With this sort of endorsement ringing in their ears, it's no wonder that German policy-makers are not taking too seriously the president's equal-and-opposite entreaties for the Germans to do more to stimulate domestic consumption and rein back on exports as the prime source of economic growth.
The Leitmotif in Berlin -- and not just Berlin, judging by the U.S. president's statement -- is "It's the exports, stupid."
After a series of better-than-expected indicators and solid backing for German policy from the latest International Monetary Fund report, Berlin government officials have more than a spring in their step. Finance Minister Wolfgang Schaeuble has been speaking of possible GDP growth in Germany this year of close to 2%. That is nothing spectacular compared with worldwide growth of 4.6% predicted by the IMF (including 3.3% in the US and 2.4% in Japan). But the German expansion is roughly doubly the 1% projected for the euro area as a whole. For most of the past 40 years, German growth has lagged behind that of its neighbours. Now, the performance is edging ahead. And it's all got to do with exports.
Industrial orders in Europe's largest economy were up 5.6% in April and May compared with the previous two months, much of the rise reflecting foreign demand. Engineering and chemical groups report that production is returning to, and even topping, pre-crisis levels. Overall industrial orders in May were up almost 25% compared with a year ago. Orders from outside the euro area were nearly 35% higher.
German policy-makers say that economic recovery is now returning to Germany's classic post-war norm. Exports convey an initial stimulus that is then followed up by a rebound in investment spending and consumption.
The present constellation of a weak-ish currency, higher-than-European-average GDP growth, low inflation, low interest rates and very little upward pressure on wages is a benevolent combination that Germany has rarely, if ever, seen in the post-war period. In the past, better German growth would always be accompanied by upward moves either for interest rates or for the D-Mark or for both. Thanks to the euro, that kind of adverse pressure has now disappeared. If there was ever any constituency in Germany for a return to the D-Mark, it would be snuffed out at the earliest moment by the massed forces of the German export industry.
Officials close to Schaeuble report with satisfaction that rumours of his health-related resignation that swept the German press earlier this year during the height of euro worries have now completely subsided. And there is considerable disdain for the rhetoric of President Obama and his advisers regarding Germany's export-orientated economic progress. Particular derision is reserved for the rhetoric of Nobel prize-winner Paul Krugman, who with his recent diatribes against an allegedly inflationary bias in German policies is widely regarded in Berlin as somewhat imbalanced.

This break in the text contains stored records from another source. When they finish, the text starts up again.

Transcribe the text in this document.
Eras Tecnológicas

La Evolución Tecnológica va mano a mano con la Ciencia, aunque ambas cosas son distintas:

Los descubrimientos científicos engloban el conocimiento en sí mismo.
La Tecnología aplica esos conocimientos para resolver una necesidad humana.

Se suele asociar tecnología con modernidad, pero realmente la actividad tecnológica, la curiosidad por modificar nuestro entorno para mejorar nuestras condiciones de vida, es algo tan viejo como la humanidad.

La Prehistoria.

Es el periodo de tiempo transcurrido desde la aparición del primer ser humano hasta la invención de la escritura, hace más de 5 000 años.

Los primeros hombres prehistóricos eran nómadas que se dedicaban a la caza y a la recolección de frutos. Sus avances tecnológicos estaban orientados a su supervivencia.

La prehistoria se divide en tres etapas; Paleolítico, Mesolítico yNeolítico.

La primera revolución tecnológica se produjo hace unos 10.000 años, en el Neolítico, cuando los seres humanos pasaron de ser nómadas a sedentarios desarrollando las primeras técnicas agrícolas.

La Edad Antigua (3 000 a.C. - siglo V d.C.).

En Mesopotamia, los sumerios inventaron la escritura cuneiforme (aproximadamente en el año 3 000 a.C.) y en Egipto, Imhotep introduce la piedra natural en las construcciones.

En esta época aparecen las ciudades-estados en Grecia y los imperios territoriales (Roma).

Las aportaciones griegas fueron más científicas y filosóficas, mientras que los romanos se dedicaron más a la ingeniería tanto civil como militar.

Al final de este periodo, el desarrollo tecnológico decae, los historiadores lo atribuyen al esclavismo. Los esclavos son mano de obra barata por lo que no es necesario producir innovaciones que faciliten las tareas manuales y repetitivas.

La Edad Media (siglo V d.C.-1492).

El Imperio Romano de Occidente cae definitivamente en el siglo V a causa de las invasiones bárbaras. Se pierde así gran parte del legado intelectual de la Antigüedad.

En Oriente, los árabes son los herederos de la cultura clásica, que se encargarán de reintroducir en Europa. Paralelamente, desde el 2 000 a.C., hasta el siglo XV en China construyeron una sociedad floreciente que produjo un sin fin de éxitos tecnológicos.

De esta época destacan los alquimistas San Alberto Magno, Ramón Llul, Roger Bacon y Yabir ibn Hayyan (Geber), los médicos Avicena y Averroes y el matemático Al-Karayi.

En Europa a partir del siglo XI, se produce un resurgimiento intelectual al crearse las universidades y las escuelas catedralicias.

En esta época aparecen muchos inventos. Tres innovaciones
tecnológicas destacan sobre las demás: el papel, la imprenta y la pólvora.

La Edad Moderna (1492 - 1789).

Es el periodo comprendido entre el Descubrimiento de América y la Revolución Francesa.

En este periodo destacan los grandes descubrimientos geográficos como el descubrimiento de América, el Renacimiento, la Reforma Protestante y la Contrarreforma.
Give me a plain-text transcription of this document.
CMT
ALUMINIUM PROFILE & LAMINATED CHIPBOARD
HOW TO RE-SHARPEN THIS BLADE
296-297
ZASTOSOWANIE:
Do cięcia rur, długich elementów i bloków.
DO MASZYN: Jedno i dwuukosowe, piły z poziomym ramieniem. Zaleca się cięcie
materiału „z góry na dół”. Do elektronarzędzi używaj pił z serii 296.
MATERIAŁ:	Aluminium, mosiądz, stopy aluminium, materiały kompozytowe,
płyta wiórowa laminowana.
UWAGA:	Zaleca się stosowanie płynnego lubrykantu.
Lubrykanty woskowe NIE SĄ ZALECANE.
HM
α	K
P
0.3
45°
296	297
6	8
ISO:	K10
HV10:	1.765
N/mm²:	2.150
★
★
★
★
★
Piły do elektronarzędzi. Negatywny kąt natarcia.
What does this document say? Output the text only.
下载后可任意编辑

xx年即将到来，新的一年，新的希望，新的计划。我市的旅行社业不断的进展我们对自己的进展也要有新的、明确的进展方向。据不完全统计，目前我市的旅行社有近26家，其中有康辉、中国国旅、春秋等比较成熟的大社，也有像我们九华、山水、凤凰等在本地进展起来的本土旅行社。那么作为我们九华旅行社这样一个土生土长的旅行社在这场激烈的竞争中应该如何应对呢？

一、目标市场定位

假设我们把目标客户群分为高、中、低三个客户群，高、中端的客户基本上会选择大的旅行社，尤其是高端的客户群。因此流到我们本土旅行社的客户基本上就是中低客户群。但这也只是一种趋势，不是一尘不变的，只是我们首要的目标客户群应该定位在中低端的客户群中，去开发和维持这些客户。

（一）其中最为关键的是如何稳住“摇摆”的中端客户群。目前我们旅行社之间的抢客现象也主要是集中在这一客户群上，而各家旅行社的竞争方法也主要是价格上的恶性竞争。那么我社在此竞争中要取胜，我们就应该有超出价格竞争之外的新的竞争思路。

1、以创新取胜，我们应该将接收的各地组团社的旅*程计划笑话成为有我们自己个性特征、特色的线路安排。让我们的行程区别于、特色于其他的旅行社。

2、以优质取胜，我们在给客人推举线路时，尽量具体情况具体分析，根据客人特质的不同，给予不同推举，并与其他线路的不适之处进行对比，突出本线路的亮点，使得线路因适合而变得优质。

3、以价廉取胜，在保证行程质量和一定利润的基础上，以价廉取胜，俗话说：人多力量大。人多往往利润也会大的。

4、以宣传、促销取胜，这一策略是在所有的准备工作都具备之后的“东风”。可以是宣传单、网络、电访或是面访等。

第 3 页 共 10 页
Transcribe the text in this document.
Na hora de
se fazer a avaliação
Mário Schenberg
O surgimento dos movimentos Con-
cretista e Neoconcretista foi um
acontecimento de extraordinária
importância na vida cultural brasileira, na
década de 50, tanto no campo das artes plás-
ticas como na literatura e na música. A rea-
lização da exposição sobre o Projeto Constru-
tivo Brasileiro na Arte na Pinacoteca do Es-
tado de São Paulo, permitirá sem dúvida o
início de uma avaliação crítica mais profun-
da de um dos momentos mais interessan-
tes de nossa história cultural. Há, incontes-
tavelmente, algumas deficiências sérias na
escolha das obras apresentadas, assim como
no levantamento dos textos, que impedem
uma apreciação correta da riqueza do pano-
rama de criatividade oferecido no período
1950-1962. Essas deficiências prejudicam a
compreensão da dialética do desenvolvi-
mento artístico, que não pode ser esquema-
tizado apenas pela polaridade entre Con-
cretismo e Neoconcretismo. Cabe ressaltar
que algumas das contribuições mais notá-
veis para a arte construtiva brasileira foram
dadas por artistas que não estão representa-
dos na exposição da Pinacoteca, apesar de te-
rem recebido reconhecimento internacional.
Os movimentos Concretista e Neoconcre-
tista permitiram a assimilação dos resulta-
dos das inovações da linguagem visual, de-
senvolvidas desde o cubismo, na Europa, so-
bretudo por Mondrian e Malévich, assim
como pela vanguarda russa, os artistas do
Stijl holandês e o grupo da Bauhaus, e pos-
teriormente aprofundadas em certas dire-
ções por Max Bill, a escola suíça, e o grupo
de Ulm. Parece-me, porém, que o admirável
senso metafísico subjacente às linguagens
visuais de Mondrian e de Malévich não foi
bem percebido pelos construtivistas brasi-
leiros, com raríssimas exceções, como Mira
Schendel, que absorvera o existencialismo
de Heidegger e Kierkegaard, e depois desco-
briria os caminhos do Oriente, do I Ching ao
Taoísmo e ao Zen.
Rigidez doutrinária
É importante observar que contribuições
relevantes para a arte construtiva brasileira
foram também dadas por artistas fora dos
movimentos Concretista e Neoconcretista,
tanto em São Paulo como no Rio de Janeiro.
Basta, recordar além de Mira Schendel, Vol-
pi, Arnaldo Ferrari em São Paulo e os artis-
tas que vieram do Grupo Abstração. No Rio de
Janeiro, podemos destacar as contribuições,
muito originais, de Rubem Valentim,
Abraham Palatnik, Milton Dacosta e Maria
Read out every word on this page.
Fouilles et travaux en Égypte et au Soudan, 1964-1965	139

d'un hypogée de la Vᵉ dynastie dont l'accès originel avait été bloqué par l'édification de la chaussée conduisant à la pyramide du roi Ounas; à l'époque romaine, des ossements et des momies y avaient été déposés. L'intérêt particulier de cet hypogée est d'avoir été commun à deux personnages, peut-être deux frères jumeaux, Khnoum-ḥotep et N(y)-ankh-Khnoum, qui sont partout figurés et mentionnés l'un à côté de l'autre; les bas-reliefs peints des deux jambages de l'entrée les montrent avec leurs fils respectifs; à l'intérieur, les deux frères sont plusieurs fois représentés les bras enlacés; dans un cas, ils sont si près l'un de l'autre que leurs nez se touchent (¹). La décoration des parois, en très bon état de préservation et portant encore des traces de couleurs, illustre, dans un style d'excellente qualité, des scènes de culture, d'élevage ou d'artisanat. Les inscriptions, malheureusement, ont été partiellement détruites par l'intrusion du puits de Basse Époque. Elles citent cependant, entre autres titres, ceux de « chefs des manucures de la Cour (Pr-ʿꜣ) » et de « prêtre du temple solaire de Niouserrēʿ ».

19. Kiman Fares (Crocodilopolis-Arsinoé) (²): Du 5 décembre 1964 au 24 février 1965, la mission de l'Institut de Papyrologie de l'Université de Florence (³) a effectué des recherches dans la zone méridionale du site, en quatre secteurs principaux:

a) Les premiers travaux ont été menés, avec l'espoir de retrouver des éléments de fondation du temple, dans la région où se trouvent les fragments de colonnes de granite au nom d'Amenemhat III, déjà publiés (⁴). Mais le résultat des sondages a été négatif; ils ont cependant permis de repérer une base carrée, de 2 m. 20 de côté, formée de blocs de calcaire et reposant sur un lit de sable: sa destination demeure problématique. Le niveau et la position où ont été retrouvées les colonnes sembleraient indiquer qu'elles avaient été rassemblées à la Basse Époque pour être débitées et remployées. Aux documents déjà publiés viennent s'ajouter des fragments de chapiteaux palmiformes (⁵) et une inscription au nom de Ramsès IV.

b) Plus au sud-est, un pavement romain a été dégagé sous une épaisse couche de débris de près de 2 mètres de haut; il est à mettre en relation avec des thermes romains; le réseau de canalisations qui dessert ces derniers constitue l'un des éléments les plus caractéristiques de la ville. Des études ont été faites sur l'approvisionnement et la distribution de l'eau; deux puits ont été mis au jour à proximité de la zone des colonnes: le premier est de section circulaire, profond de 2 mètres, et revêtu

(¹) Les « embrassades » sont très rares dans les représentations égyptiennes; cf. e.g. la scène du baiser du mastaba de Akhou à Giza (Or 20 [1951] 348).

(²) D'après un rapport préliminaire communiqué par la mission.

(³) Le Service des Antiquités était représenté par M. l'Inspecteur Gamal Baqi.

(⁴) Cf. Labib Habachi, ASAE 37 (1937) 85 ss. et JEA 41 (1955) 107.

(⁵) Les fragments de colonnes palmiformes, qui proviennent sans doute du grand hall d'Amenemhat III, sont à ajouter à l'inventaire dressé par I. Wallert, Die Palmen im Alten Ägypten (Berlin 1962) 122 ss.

"Obama is becoming increasingly transparent," says one satisfied German official. "With his arguments that we should become a bit less reliant on exports and allow the others to catch up, he's just trying to weaken us. Well, we're not going to take his advice."
A frequent plank in German policy-making arguments is that export growth and large current account surpluses are a product not of government policy but of private sector behavior. It's not quite as simple as that. There is considerable indirect official help for the German export effort, and this will continue.
In the longer run, this may create problems. The spectre of the European Central Bank raising interest rates to damp inflationary pressures in Germany at a time when many southern states are still mired in debt-related deflation is still exercising policy-makers.
But, as a result of Europe's debt turbulence earlier this year, that likelihood has now been deferred for several months. And, meanwhile, Germany's export-orientated industry can make hay while the sun shines.